If in 2007 the number of rattan-processing industries reached 614 units, in 2008 it dropped to 234, because the declining rattan consumption at home and the banning of raw rattan exports had affected 2.3 million rattan collector farmers.

"Rattan which was formerly a reliable source of living of the locals could no longer be expected to become a source to live on," he said.

He said that in a condition where certain types and volumes of rattan exports had been restricted, the value of rattan exports could only reach 240 million US dollars while in a condition where rattan exports were not restricted the value could reach 1.53 billion dollars. This is based on the figure of exports in the 1990-2004.

With the gloomy prospect, Lisman expressed concern that rattan at home is now facing rapid extinction.

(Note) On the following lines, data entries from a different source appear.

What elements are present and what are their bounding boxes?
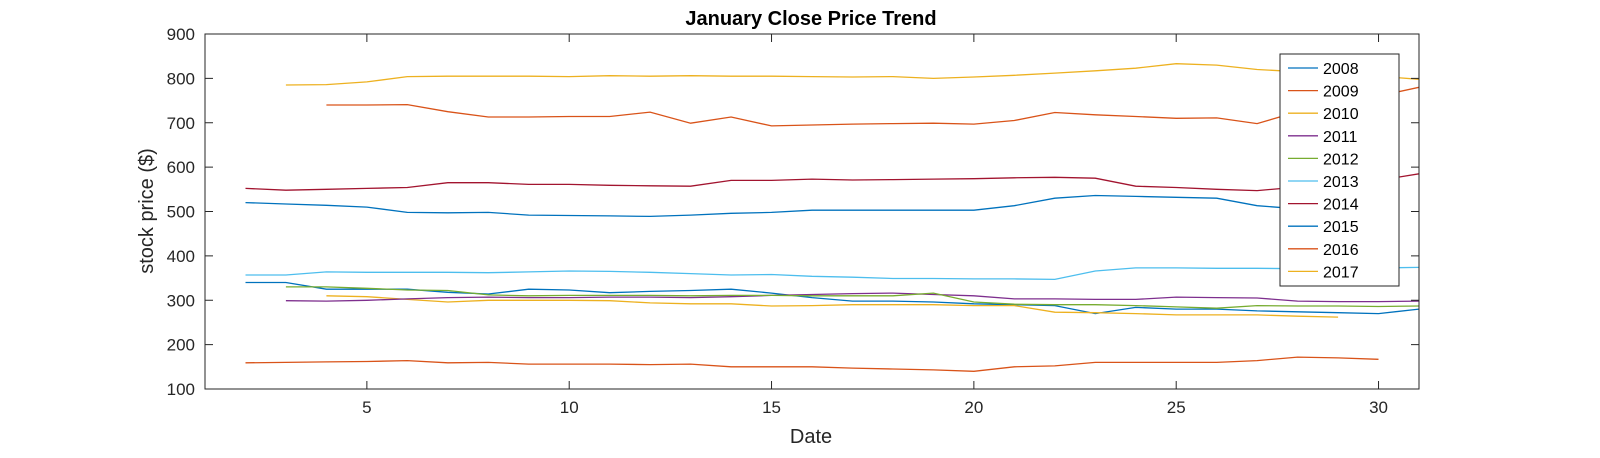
legend: 2008 2009 2010 2011 2012 2013 2014 2015 2016 2017 (1279, 53, 1400, 287)
series-line-2008 (245, 281, 1419, 315)
series-line-2009 (245, 356, 1379, 372)
legend-label-2009: 2009 (1323, 84, 1359, 101)
legend-box (1279, 53, 1400, 287)
series-line-2012 (285, 286, 1419, 309)
series-line-2013 (245, 266, 1419, 281)
x-tick-label: 10 (560, 398, 579, 417)
y-tick-label: 700 (167, 114, 195, 133)
legend-label-2014: 2014 (1323, 197, 1359, 214)
legend-label-2011: 2011 (1323, 129, 1358, 146)
legend-label-2017: 2017 (1323, 264, 1359, 281)
series-layer (245, 63, 1419, 372)
x-tick-label: 15 (762, 398, 781, 417)
y-tick-label: 500 (167, 203, 195, 222)
plot-area (205, 34, 1419, 389)
axes-layer: 5 10 15 20 25 30 100 200 300 400 500 600 700 800 900 (167, 25, 1420, 417)
x-tick-label: 25 (1167, 398, 1186, 417)
y-tick-label: 800 (167, 69, 195, 88)
chart-title: January Close Price Trend (685, 8, 936, 30)
x-axis-label: Date (790, 426, 832, 448)
legend-label-2008: 2008 (1323, 61, 1359, 78)
legend-label-2010: 2010 (1323, 106, 1359, 123)
y-tick-label: 400 (167, 247, 195, 266)
series-line-2011 (285, 292, 1419, 303)
series-line-2017 (285, 63, 1419, 86)
series-line-2016 (326, 86, 1419, 127)
series-line-2010 (326, 295, 1339, 318)
y-axis-label: stock price ($) (136, 148, 158, 274)
y-tick-label: 100 (167, 380, 195, 399)
x-tick-label: 20 (964, 398, 983, 417)
series-line-2015 (245, 194, 1339, 218)
legend-label-2013: 2013 (1323, 174, 1359, 191)
y-tick-label: 900 (167, 25, 195, 44)
y-tick-label: 300 (167, 291, 195, 310)
y-tick-label: 600 (167, 158, 195, 177)
x-tick-label: 30 (1369, 398, 1388, 417)
legend-label-2015: 2015 (1323, 219, 1359, 236)
legend-label-2012: 2012 (1323, 151, 1359, 168)
legend-label-2016: 2016 (1323, 242, 1359, 259)
x-tick-label: 5 (362, 398, 371, 417)
series-line-2014 (245, 173, 1419, 192)
y-tick-label: 200 (167, 336, 195, 355)
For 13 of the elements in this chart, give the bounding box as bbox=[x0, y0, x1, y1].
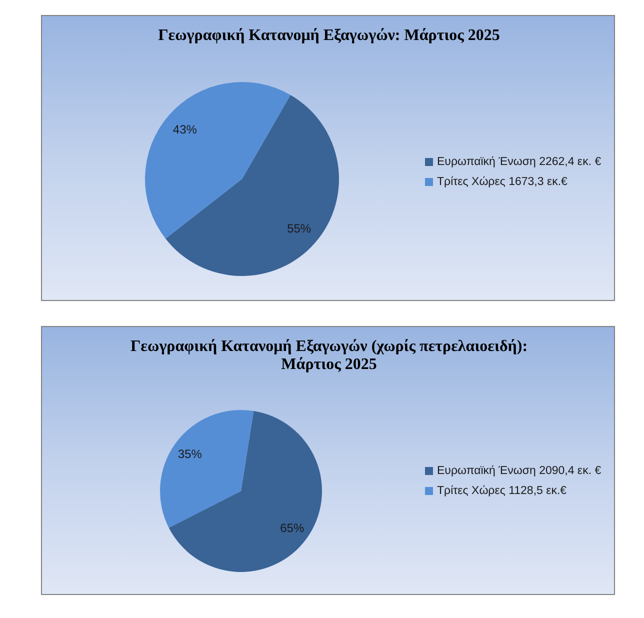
legend-label: Ευρωπαϊκή Ένωση 2090,4 εκ. € bbox=[437, 465, 602, 477]
pie-slice bbox=[160, 410, 254, 528]
data-label: 43% bbox=[172, 122, 198, 136]
legend-label: Τρίτες Χώρες 1673,3 εκ.€ bbox=[437, 176, 568, 188]
data-label: 35% bbox=[178, 446, 202, 461]
chart-title: Γεωγραφική Κατανομή Εξαγωγών (χωρίς πετρελαιοειδή): Μάρτιος 2025 bbox=[129, 338, 529, 374]
pie-slice bbox=[168, 410, 322, 572]
data-label: 65% bbox=[280, 521, 304, 536]
data-label: 55% bbox=[287, 222, 312, 236]
legend-label: Ευρωπαϊκή Ένωση 2262,4 εκ. € bbox=[437, 156, 602, 168]
pie-slice bbox=[166, 94, 339, 276]
chart-title: Γεωγραφική Κατανομή Εξαγωγών: Μάρτιος 2025 bbox=[157, 27, 501, 45]
legend-label: Τρίτες Χώρες 1128,5 εκ.€ bbox=[437, 485, 567, 497]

He said that the sustainability of rattan could be maintained if world consumers continued to need rattan and its by-products, including rattan-based furniture, and this would benefit local rattan farmers.

"Farmers will gather rattan only if rattan industries at home grow and develop well. Without all these, the story about Indonesia`s rattan potential which controls 85 percent of the world market would remain only as a story," he said.

According to Lisman, if managed well, Indonesia`s rattan potentials could earn an annual income of 4 billion dollars a year and could provide jobs for about 5 million people.

Therefore, Lisman asked the government to provide political support in order to revive the demand for processed rattan products. "Besides, all the nation`s components should take part in promoting the use of rattan products, such as successful promotion of the use of `batik`," he said.

Deputy Chief Economic Minister for Industry and Trade Coordination Edy Putra Irawady supported the appeal of the YRI chairman, saying that government agencies should help promote and use rattan furniture.

Edy concurred with Lisman that the sustainability of rattan in the country would face rapid extinction if all parties failed to promote rattan products. Moreover at least 2.3 million poor rattan farmers and rattan collectors earned a living from this sector.

According to Lisman, rattan farmers are the most disadvantaged party with the present condition of rattan business in the country.

He said the government`s latest decision on rattan export restriction failed to encourage rattan farmers to help maintain sustainable rattan cultivation.

"It is true if the government has to guarantee rattan stocks for the rattan industry at home but it must also guarantee that rattan farmers would be able to market their rattan products and reap reasonable profit," Lisman said recently.

He said that the government has issued a policy which restricted rattan exports to meet local industries` needs for raw rattan but the furniture industries were not required to purchase the farmers` rattan.

The trade minister`s decree No. 36/ 2009 on rattan export restriction which came into effect as of August 11, 2009 did not bridge the interest between farmers and rattan furniture industries, he said.

He said that the export restriction is actually also restricting the farmers` rattan because they could not sell their products to the furniture industries which were not required to purchase the farmers` rattan. This would discourage the farmers to preserve the continuity of rattan plantations, threatening the sustainability of the country`s rattan industry.

"Farmers are in the front line in the cultivation of rattan that would eventually guarantee the sustainability of rattan in the country. If farmers and locals near forests do not gain benefit from it, they would not help preserve rattan cultivation," he said.